Eckenrode will discuss the mite and other onion pests in "Onion Arthropod Management" at the New York State Vegetable Conference on Thursday, Feb. 13, at 9:10 a.m. in the Cotillion Room at the Four Points Hotel in Liverpool.
"Why is it suddenly a problem? I don't know, but we will be looking at conditions in the field that may have caused the mite outbreaks," Eckenrode said. The mite attacks the onion seed before it becomes a seedling or as a very young seedling. Growers can recognize the problem by the reduced stands or the wilted seedlings. One theory that Eckenrode's group is investigating is the use of grasses as windbreaks, which keep valuable soil from becoming dust in the wind. These grasses may be harboring the mite until it moves to the onions.
However, windbreaks are very important in onion production. Traditionally, New York's famous cooking onions are grown in muck -- a highly organic, peat-type soil rich in nutrients -- and once the muck is gone with the wind, it is lost forever. With an annual crop value of between $50 million and $75 million, onions are one of New York's most valuable crops, and growers don't want to be out of muck.
Onion growers are painfully aware that it does not take much to ruin a valuable acre of onions. Orange County, N.Y., onion growers have noticed R. robini is becoming more of a pest each year. Combined, there are about 12,000 acres of onions being grown in New York. The average grower invests $2,500 to $3,000 into each acre, before any crop is harvested. Cornell Cooperative Extension estimates that perhaps as many as 1,500 acres in Orange County have been affected by the mite -- 25 percent of all the onion acreage in that county and 12.5 percent of the onion acreage statewide.
Wind barriers, such as snow fences, or planting basket willows or growing shaded plants, or even growing other crops such as barley or oats, serve to keep the soil in its place. But, Eckenrode said that no matter what a grower does -- even installing a windbreak -- may provide some kind of niche for harboring pests. So it is the researcher's job to understand what sort of niche a new pest is occupying and how this pest is affecting the crop.
"Farmers always go through change. As soon as you change something, a living system will take advantage of that change. That may be what's happening with the bulb mite, but we won't know until we study it," Eckenrode said.
Other Cornell scientists are joining in the research.
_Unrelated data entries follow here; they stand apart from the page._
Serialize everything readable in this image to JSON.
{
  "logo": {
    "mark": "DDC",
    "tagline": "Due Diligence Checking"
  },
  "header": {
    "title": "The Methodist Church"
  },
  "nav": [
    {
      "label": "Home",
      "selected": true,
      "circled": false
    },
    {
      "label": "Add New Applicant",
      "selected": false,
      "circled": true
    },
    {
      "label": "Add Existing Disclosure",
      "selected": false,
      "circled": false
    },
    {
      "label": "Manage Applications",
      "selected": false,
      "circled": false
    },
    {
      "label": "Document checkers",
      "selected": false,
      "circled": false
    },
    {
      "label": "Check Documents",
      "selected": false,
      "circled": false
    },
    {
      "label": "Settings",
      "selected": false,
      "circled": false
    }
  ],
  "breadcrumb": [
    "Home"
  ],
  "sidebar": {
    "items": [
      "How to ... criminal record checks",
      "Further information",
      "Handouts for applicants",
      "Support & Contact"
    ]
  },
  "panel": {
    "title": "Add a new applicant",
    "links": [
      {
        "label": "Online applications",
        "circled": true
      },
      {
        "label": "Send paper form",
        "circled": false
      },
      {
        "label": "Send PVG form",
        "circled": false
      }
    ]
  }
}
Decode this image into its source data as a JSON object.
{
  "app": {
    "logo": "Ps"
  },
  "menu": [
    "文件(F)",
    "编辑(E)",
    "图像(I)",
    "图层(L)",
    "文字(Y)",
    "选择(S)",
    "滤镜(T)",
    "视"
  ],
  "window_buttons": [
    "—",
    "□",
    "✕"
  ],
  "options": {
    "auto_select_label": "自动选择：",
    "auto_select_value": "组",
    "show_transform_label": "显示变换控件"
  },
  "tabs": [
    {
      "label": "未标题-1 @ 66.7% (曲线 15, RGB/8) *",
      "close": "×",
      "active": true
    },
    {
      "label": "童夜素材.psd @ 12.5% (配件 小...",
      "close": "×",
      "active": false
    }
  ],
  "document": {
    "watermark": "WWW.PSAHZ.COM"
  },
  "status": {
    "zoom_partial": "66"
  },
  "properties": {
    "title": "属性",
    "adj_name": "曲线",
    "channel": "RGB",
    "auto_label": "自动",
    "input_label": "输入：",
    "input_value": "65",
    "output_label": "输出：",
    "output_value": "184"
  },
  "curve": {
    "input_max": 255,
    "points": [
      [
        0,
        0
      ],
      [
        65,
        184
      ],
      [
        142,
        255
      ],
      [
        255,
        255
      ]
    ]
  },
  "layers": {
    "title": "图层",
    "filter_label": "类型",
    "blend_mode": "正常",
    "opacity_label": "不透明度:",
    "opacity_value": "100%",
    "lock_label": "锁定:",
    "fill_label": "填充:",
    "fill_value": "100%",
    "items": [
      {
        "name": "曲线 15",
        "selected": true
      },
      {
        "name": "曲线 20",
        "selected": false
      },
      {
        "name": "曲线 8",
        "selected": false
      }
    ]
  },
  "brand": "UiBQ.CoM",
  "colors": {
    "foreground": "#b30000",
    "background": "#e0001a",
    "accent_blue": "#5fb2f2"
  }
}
Richard W. Straub, Cornell professor of entomology and located at the Hudson Valley Lab, performs mite research in nearby Orange County. Michael G. Villani, Cornell associate professor of entomology at Geneva, also is studying the mite at the experiment station.
Ariel Diaz, Cornell graduate student in entomology from Ponce, Puerto Rico, has initiated a research program dealing with the behavior of the mite. So far, his worldwide literature search has found little on this pesky arthropod as it relates to onions. That's why Eckenrode thinks that he might have to literally start from scratch on this research.
While mite damage in Orange County onion fields increases, the researchers have yet to find proven management techniques. If the windbreaks prove to be an important link, then manipulating how they are planted may become necessary. The entomologists have tested chemicals for control using mite colonies in the laboratory, with only limited success.
In a survey of four infested onion fields last year to determine seasonal patterns and abundance of the bulb mite, mite presence was detected, but the numbers counted did not correlate with the economic damage.